TR22-159 Authors: Songhua He, Periklis Papakonstantinou

Publication: 18th November 2022 21:13

Downloads: 152

Keywords:

Deep neural networks are the dominant machine learning model. We show that this model is missing a crucial complexity parameter. Today, the standard neural network (NN) model is a circuit whose gates (neurons) are ReLU units. The complexity of a NN is quantified by the depth (number of layers) and the size (number of neurons = depth times width). This work shows that this alone is insufficient, resulting in NNs with unreasonable computing power. We show that the correct way to talk about the size complexity of a NN is beside the number of neurons to consider the precision (or magnitude) of the weights of the ReLU units. The main message of this work is that if the precision of the weights is not considered in the complexity of the NN then one can engineer weights to "buy" exponentially many neurons for free. In summary, we make three theoretical contributions, potentially affecting many theoretical works on NNs.
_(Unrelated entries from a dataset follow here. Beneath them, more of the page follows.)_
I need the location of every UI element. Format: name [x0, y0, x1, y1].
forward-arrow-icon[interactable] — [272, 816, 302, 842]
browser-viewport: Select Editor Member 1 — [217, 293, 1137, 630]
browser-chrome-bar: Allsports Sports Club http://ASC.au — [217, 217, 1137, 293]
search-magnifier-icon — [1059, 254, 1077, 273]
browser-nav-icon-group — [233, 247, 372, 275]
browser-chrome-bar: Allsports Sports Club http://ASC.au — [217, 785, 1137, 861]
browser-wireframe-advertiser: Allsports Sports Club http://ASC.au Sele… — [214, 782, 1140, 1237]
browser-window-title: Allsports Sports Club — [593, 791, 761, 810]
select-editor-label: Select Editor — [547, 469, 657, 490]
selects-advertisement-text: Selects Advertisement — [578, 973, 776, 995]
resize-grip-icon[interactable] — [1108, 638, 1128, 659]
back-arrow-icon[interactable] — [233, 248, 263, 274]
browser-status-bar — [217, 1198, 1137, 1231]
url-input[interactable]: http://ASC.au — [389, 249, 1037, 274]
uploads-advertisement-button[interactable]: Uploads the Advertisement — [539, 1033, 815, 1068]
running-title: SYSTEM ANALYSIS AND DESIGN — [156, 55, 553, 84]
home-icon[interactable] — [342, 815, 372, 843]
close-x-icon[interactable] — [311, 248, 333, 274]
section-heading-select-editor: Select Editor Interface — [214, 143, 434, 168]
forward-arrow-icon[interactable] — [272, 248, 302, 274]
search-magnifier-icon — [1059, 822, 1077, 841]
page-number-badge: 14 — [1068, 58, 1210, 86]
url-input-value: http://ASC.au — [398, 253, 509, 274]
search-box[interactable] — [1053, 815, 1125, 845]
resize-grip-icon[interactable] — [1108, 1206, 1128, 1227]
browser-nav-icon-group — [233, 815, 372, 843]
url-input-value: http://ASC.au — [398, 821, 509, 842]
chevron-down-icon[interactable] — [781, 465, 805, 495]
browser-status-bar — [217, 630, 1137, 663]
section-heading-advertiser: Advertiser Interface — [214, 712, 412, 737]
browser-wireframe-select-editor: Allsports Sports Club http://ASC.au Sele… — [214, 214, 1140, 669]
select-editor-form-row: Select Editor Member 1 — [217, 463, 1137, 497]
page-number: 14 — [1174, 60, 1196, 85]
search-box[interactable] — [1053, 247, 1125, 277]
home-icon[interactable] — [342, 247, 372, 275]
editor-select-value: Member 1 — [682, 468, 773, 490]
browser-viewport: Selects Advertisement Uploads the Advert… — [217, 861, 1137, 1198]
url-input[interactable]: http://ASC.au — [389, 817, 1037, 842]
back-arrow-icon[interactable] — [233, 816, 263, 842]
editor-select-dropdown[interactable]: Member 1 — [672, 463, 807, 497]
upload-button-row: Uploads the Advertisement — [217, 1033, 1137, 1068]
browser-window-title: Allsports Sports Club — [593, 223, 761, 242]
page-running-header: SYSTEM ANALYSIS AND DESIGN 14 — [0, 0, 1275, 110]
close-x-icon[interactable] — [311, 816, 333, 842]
1. Every function $f:\{0,1\}^n\to\{0,1\}$ can be computed with $O(\sqrt{2^n})$ many neurons and constant fan-in per neuron; i.e.~exponential times less than Shannon's classic lower bound for usual combinatorial circuits.

2. We give a new definition of circuit size that takes into account the precision/magnitude of the weights. Under this new definition of size we asymptotically match Shannon's bound for NNs.

3. We complement the above results showing that P-uniform NNs decide exactly P.